Change 680383 merged by Elukey:

[operations/puppet@production] hadoop: improve default log4j config

https://gerrit.wikimedia.org/r/680383

Verified on an-test-worker1001 that the Yarn NM uses the gzip appender now:

elukey@an-test-worker1001:~$ ls -lht /var/log/hadoop-yarn/*log*
-rw-r--r-- 1 yarn yarn 3.9M Apr 23 09:18 /var/log/hadoop-yarn/yarn-yarn-nodemanager-an-test-worker1001.log
-rw-r--r-- 1 yarn yarn  11M Apr 23 07:04 /var/log/hadoop-yarn/yarn-yarn-nodemanager-an-test-worker1001.log.1.gz  <==== unzipped this is around 257MB
-rw-r--r-- 1 yarn yarn 257M Apr 16 08:21 /var/log/hadoop-yarn/yarn-yarn-nodemanager-an-test-worker1001.log.2
-rw-r--r-- 1 yarn yarn 257M Apr 12 23:52 /var/log/hadoop-yarn/yarn-yarn-nodemanager-an-test-worker1001.log.3
-rw-r--r-- 1 yarn yarn 257M Apr 12 11:37 /var/log/hadoop-yarn/yarn-yarn-nodemanager-an-test-worker1001.log.4

I am going to roll restart a couple of daemons in prod now that the change is rolled out to further test, and then we'll need to roll restart everything to apply properly (the next jvm upgrade will likely be a good occasion).

Mentioned in SAL (#wikimedia-analytics) [2021-04-23T10:30:20Z] <elukey> restart hadoop daemons (NM, DN, JN) on an-worker1080 to further test the new log4j config - T276906

Mentioned in SAL (#wikimedia-analytics) [2021-04-23T14:23:01Z] <elukey> roll restart an-master100[1,2] daemons to pick up new lo4j settings - T276906

I'll keep monitoring the an-master100x nodes and an-worker1080, but we should be good from preliminary results. The complete rollout could be completed, as mentioned above, during the next jvm restart for upgrades.
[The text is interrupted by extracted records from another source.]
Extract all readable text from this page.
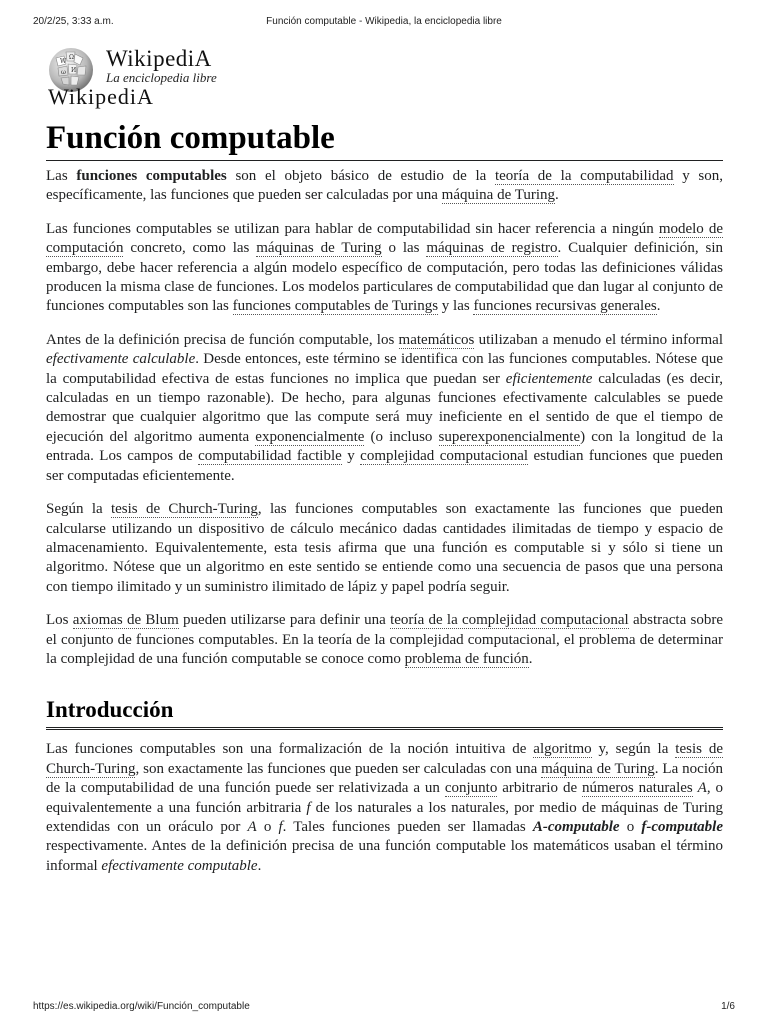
20/2/25, 3:33 a.m.	Función computable - Wikipedia, la enciclopedia libre
W
Ω
И
ω
WikipediA
La enciclopedia libre
WikipediA
Función computable

Las funciones computables son el objeto básico de estudio de la teoría de la computabilidad y son, específicamente, las funciones que pueden ser calculadas por una máquina de Turing.

Las funciones computables se utilizan para hablar de computabilidad sin hacer referencia a ningún modelo de computación concreto, como las máquinas de Turing o las máquinas de registro. Cualquier definición, sin embargo, debe hacer referencia a algún modelo específico de computación, pero todas las definiciones válidas producen la misma clase de funciones. Los modelos particulares de computabilidad que dan lugar al conjunto de funciones computables son las funciones computables de Turings y las funciones recursivas generales.

Antes de la definición precisa de función computable, los matemáticos utilizaban a menudo el término informal efectivamente calculable. Desde entonces, este término se identifica con las funciones computables. Nótese que la computabilidad efectiva de estas funciones no implica que puedan ser eficientemente calculadas (es decir, calculadas en un tiempo razonable). De hecho, para algunas funciones efectivamente calculables se puede demostrar que cualquier algoritmo que las compute será muy ineficiente en el sentido de que el tiempo de ejecución del algoritmo aumenta exponencialmente (o incluso superexponencialmente) con la longitud de la entrada. Los campos de computabilidad factible y complejidad computacional estudian funciones que pueden ser computadas eficientemente.

Según la tesis de Church-Turing, las funciones computables son exactamente las funciones que pueden calcularse utilizando un dispositivo de cálculo mecánico dadas cantidades ilimitadas de tiempo y espacio de almacenamiento. Equivalentemente, esta tesis afirma que una función es computable si y sólo si tiene un algoritmo. Nótese que un algoritmo en este sentido se entiende como una secuencia de pasos que una persona con tiempo ilimitado y un suministro ilimitado de lápiz y papel podría seguir.

Los axiomas de Blum pueden utilizarse para definir una teoría de la complejidad computacional abstracta sobre el conjunto de funciones computables. En la teoría de la complejidad computacional, el problema de determinar la complejidad de una función computable se conoce como problema de función.

Introducción

Las funciones computables son una formalización de la noción intuitiva de algoritmo y, según la tesis de Church-Turing, son exactamente las funciones que pueden ser calculadas con una máquina de Turing. La noción de la computabilidad de una función puede ser relativizada a un conjunto arbitrario de números naturales A, o equivalentemente a una función arbitraria f de los naturales a los naturales, por medio de máquinas de Turing extendidas con un oráculo por A o f. Tales funciones pueden ser llamadas A-computable o f-computable respectivamente. Antes de la definición precisa de una función computable los matemáticos usaban el término informal efectivamente computable.

https://es.wikipedia.org/wiki/Función_computable	1/6
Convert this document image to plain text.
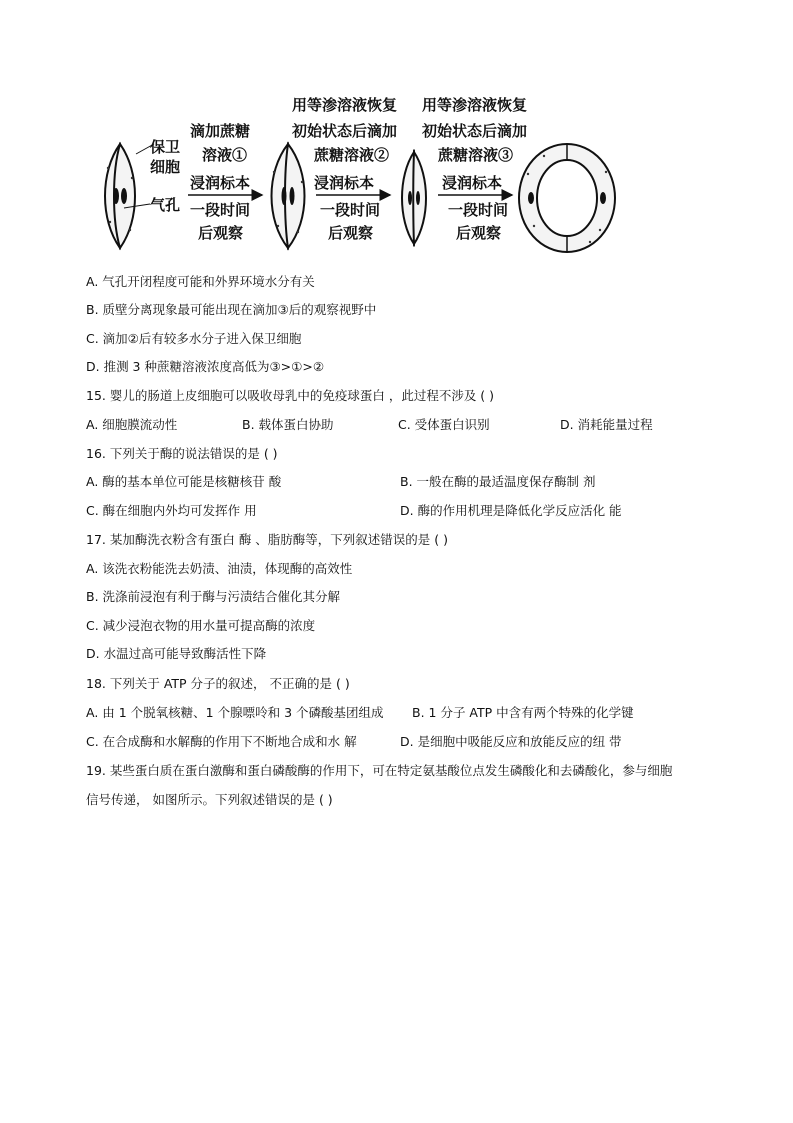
保卫
细胞
气孔
滴加蔗糖
溶液①
浸润标本
一段时间
后观察
用等渗溶液恢复
初始状态后滴加
蔗糖溶液②
浸润标本
一段时间
后观察
用等渗溶液恢复
初始状态后滴加
蔗糖溶液③
浸润标本
一段时间
后观察
A. 气孔开闭程度可能和外界环境水分有关
B. 质壁分离现象最可能出现在滴加③后的观察视野中
C. 滴加②后有较多水分子进入保卫细胞
D. 推测 3 种蔗糖溶液浓度高低为③>①>②
15. 婴儿的肠道上皮细胞可以吸收母乳中的免疫球蛋白 ，此过程不涉及 ( )
A. 细胞膜流动性	B. 载体蛋白协助	C. 受体蛋白识别	D. 消耗能量过程
16. 下列关于酶的说法错误的是 ( )
A. 酶的基本单位可能是核糖核苷 酸	B. 一般在酶的最适温度保存酶制 剂
C. 酶在细胞内外均可发挥作 用	D. 酶的作用机理是降低化学反应活化 能
17. 某加酶洗衣粉含有蛋白 酶 、脂肪酶等，下列叙述错误的是 ( )
A. 该洗衣粉能洗去奶渍、油渍，体现酶的高效性
B. 洗涤前浸泡有利于酶与污渍结合催化其分解
C. 减少浸泡衣物的用水量可提高酶的浓度
D. 水温过高可能导致酶活性下降
18. 下列关于 ATP 分子的叙述， 不正确的是 ( )
A. 由 1 个脱氧核糖、1 个腺嘌呤和 3 个磷酸基团组成 B. 1 分子 ATP 中含有两个特殊的化学键
C. 在合成酶和水解酶的作用下不断地合成和水 解	D. 是细胞中吸能反应和放能反应的纽 带
19. 某些蛋白质在蛋白激酶和蛋白磷酸酶的作用下，可在特定氨基酸位点发生磷酸化和去磷酸化，参与细胞
信号传递， 如图所示。下列叙述错误的是 ( )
Mentioned in SAL (#wikimedia-analytics) [2021-04-26T06:32:18Z] <elukey> roll restart of hadoop-yarn-nodemanagers to pick up new log4j settings - T276906

The last step is to roll restart all hdfs daemons (journal and data nodes), but we can wait for the next openjdk upgrade (that will require a roll restart of all the jvms).